Microsoft Windows 2003 Server and Windows Server 2008 products provide you following options for configuring your storage media:
- Disk striping — Disk striping is a software implementation of Redundant Array of Independent Disks (RAID) 0, spreading data across multiple drives. This provides high performance levels but no fault tolerance.
- Disk mirroring — In disk mirroring (RAID 1), two drives are configured as a mirrored pair. Both drives have identical copies of data. Disk space requirements increase significantly, due to the duplicated data, but the system is protected against a single drive failure.
- Disk duplexing — Disk duplexing works the same as disk mirroring except that two disk controllers are used. This permits split reads, which will result in performance improvement on reads. Data is protected against a single drive failure.
- Disk striping with parity (striped volume) — This is a software implementation of RAID 5 with data and parity information spread across multiple (three or more) physical hard disks. The equivalent of one disk’s storage capacity is lost to parity information. Data is protected against a single drive failure.
You also have the option of using hardware-based disk subsystems for disk storage. Though more expensive, this solution typically provides better performance. One reason for this is that software-implemented RAID configurations place additional overhead on the system processor. You can choose from:
- RAID 0 — The hardware implementation of disk striping. It does not provide fault tolerance.
- RAID 1 — The hardware implementation of disk mirroring and disk duplexing. It provides good read/write performance and data protection.
- RAID 5 — The hardware implementation of disk striping with parity. It provides good read performance and data protection. Write performance is not as good as either RAID 1 or RAID 10.
- RAID 10 (also called RAID 1+0) — A form of disk striping, but each striped disk also has a mirror image disk. It is like mirroring two RAID 0 disk subsystems. This option provides excellent read/write performance and data protection but can be expensive to implement.
Remember the following about Hardware Storage options:
- Disk fault tolerance systems provide added protection in addition to your regularly scheduled backups. However, you should not consider them as a replacement for data backups.
- There is a potential problem with write-caching disk controllers. If the disk controller is not specifically designed for use with a database, the controller can cause problems with data integrity. If a critical hardware error occurs, data in the cache might not get written to the disk, which can lead to partial updates and data inconsistencies. Caching systems that are not database-aware can also cause data on the disk and data cached in server memory to become unsynchronized because of the delay between write commands and physical writes.
Performance guidelines to improve SQL Server database engine performance:
To tune database performance, you must have an understanding of your tables, indexes, and application requirements because where you place files can directly impact your server’s performance. Some recommendations for improving performance are listed as follow:
- Always create database and log files on separate disks as this will ensure that they are not competing for disk space and disk access. You can further minimize the possibility of a bottleneck by placing files on disk subsystems connected to different disk controllers.
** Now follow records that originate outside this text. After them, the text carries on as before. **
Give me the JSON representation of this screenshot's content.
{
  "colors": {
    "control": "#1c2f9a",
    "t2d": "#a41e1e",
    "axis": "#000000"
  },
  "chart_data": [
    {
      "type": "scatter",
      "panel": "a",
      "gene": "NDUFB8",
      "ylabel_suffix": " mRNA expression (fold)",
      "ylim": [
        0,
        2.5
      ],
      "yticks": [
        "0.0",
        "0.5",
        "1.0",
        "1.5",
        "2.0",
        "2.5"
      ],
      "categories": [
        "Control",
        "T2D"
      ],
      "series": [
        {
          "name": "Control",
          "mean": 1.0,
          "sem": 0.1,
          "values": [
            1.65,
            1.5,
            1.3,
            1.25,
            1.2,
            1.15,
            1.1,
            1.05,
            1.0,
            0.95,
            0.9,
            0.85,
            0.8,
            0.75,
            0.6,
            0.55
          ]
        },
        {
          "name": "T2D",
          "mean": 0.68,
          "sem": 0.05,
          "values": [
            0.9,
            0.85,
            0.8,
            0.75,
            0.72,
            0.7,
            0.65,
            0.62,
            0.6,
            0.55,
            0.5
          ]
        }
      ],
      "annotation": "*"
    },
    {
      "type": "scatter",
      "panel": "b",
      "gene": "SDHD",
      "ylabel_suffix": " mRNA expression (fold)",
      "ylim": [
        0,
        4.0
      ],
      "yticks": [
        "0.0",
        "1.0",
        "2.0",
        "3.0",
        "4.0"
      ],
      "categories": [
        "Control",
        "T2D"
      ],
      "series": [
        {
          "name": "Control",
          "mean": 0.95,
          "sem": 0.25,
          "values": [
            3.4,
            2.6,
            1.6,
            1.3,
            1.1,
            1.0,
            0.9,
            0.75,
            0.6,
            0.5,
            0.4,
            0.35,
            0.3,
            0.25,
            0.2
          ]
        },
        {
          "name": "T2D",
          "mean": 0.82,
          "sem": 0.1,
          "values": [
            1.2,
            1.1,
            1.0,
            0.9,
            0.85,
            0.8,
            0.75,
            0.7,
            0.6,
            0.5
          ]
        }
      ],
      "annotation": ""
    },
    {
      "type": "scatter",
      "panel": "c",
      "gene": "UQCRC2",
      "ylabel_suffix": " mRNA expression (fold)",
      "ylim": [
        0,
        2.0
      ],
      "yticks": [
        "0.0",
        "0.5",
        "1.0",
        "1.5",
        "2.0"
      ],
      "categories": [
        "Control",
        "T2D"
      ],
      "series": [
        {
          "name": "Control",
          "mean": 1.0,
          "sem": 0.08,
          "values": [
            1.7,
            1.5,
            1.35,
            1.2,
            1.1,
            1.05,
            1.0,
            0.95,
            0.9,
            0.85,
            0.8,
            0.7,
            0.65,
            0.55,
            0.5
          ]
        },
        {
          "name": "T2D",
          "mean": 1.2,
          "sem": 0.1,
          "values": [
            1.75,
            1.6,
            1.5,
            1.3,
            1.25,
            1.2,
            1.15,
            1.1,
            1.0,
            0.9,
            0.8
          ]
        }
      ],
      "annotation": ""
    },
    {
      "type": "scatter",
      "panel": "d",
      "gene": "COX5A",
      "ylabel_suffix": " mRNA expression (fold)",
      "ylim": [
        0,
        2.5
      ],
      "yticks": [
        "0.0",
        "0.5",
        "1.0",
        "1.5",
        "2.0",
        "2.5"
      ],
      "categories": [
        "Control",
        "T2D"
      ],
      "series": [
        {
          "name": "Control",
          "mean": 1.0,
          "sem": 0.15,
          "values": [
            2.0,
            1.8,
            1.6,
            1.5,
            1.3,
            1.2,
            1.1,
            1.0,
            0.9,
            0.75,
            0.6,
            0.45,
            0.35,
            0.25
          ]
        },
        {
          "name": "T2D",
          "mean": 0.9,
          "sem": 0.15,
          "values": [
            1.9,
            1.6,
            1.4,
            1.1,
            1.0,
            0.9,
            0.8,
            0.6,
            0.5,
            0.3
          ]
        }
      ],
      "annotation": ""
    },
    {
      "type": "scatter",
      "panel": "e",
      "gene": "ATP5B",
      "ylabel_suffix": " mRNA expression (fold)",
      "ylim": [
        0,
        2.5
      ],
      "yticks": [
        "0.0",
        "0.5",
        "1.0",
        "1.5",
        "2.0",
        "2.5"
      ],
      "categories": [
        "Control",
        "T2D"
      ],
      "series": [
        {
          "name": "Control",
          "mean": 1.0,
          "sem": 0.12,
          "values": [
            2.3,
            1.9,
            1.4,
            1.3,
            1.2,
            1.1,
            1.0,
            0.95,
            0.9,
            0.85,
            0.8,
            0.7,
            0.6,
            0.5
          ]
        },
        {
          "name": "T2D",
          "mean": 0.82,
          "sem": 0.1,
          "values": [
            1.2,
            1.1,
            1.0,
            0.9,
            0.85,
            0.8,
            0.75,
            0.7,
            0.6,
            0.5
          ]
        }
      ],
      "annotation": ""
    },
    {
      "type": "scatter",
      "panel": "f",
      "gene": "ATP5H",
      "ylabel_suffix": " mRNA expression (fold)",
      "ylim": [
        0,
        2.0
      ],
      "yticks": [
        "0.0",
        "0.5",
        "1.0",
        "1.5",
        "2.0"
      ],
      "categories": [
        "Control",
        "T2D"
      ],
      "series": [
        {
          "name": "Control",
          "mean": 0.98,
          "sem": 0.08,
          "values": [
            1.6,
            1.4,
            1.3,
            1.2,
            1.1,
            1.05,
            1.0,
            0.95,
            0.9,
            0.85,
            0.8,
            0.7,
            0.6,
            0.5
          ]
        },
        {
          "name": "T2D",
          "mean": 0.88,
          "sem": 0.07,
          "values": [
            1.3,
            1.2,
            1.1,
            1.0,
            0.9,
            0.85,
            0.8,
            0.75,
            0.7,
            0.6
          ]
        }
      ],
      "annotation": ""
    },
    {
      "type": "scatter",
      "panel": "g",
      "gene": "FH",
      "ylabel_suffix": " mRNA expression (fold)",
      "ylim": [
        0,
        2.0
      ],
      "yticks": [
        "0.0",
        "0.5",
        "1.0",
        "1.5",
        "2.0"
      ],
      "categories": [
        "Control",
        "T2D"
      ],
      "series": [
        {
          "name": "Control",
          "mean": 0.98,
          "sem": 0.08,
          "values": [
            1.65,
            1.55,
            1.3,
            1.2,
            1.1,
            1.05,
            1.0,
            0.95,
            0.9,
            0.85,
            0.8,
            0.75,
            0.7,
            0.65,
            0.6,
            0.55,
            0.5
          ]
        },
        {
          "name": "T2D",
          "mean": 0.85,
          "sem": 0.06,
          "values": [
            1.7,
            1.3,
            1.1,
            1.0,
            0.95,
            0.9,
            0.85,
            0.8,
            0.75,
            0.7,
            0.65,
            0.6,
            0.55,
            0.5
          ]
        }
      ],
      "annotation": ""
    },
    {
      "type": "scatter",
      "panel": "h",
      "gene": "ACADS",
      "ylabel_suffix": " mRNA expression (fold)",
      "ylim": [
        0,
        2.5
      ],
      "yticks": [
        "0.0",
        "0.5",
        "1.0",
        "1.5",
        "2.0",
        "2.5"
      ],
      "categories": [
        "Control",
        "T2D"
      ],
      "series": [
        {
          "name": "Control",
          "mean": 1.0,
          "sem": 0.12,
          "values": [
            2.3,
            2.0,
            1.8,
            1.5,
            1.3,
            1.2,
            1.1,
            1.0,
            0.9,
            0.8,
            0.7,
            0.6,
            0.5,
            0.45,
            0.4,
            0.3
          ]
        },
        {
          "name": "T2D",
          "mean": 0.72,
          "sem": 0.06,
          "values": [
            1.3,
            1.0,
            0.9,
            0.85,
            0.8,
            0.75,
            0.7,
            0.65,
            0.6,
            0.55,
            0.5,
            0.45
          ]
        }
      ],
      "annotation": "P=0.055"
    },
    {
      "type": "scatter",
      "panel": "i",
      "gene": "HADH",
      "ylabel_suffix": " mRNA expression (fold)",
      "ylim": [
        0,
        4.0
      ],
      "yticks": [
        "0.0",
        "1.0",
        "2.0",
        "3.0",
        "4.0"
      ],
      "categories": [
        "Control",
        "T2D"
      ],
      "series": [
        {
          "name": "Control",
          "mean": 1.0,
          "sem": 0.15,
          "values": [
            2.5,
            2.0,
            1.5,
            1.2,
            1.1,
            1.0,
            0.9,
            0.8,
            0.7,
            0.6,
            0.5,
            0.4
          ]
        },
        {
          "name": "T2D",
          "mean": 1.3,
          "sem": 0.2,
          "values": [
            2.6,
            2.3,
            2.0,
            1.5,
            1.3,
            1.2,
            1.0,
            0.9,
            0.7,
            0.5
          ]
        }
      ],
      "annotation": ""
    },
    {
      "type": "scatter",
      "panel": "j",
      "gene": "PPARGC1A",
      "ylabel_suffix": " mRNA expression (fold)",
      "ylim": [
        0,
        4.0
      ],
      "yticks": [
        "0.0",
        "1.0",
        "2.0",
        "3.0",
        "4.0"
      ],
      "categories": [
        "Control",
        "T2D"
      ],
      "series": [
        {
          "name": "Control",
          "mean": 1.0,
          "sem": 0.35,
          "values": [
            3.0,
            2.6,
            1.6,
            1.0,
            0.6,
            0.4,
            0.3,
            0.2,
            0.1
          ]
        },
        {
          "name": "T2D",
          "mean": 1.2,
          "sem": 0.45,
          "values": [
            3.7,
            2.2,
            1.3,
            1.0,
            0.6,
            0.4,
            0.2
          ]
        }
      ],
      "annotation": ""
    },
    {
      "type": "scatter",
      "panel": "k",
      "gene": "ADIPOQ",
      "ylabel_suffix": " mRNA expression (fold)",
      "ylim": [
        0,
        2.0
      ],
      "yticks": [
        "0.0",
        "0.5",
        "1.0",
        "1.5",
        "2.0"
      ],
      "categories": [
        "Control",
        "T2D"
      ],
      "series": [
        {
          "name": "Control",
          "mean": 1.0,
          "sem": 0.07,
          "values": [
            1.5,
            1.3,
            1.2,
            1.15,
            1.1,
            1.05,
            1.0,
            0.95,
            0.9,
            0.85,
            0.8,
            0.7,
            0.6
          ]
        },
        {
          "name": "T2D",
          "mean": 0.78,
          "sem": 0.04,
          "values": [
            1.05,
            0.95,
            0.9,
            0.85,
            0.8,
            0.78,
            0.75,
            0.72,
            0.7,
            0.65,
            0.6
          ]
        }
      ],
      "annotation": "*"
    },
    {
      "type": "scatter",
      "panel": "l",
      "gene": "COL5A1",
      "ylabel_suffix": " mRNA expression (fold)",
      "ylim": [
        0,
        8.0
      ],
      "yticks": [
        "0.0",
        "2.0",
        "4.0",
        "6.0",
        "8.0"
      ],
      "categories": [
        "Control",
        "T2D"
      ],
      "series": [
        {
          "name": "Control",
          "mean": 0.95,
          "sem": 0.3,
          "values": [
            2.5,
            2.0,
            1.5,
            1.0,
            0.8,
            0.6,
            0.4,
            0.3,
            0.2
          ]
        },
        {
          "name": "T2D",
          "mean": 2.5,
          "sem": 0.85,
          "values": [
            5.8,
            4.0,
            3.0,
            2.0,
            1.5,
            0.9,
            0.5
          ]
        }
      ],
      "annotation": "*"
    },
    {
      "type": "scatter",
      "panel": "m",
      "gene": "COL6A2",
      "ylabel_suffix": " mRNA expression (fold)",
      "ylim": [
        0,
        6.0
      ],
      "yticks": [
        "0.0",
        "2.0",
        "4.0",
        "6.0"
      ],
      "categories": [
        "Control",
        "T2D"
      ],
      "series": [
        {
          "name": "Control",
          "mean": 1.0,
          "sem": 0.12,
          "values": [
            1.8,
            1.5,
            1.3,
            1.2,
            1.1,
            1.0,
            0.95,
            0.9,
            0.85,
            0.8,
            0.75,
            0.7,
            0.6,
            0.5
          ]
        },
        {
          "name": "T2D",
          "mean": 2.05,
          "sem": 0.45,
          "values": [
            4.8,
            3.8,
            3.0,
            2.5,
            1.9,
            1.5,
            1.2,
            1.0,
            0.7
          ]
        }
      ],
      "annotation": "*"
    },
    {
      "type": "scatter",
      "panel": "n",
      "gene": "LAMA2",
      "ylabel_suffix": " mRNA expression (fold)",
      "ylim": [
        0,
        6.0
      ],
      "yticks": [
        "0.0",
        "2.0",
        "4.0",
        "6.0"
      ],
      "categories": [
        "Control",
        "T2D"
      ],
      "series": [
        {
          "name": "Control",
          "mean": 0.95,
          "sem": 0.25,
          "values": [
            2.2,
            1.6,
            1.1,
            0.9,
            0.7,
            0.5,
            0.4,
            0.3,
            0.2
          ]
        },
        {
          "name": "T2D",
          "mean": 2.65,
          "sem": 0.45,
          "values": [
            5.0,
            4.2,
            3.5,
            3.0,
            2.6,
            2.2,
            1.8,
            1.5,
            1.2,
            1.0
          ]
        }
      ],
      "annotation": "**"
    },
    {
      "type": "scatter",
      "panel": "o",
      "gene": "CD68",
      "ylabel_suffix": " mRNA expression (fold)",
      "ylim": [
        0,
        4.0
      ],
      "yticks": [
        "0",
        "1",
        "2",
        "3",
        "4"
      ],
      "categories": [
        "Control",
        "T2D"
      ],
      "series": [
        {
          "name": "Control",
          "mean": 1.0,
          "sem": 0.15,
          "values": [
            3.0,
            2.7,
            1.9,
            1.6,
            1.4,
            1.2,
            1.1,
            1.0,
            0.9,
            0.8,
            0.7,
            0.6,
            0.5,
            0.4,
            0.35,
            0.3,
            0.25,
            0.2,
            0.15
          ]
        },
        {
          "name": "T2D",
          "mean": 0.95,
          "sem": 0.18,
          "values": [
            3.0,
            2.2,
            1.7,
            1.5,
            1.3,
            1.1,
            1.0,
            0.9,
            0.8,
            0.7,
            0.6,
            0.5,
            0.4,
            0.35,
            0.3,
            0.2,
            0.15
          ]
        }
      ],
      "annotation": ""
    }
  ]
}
- Place the transaction log on a hard disk by itself because the transaction log is written serially and this will allow read/write heads to remain in position
- To spread disk activity across multiple disks, place objects that generate large amounts of disk activity on separate hard disks. For example, you might find it useful to separate tables and nonclustered indexes.
- Always monitor the default filegroup or allow automatic growth to ensure you do not run out of disk space. You will not be able to add any data to the system tables if the default filegroup runs out of space.
- To provide fault tolerance and performance use RAID appropriately. For example Put the transaction log on a RAID 1 volume and the database on a RAID 5 or RAID 1+0 volume. If fast recovery is not essential, put the database on a RAID 0 volume for the best performance.
- Create TempDB database on separate disk drive than user database. This will improve performance for database as different disk controller will improve the performance for disk input/output.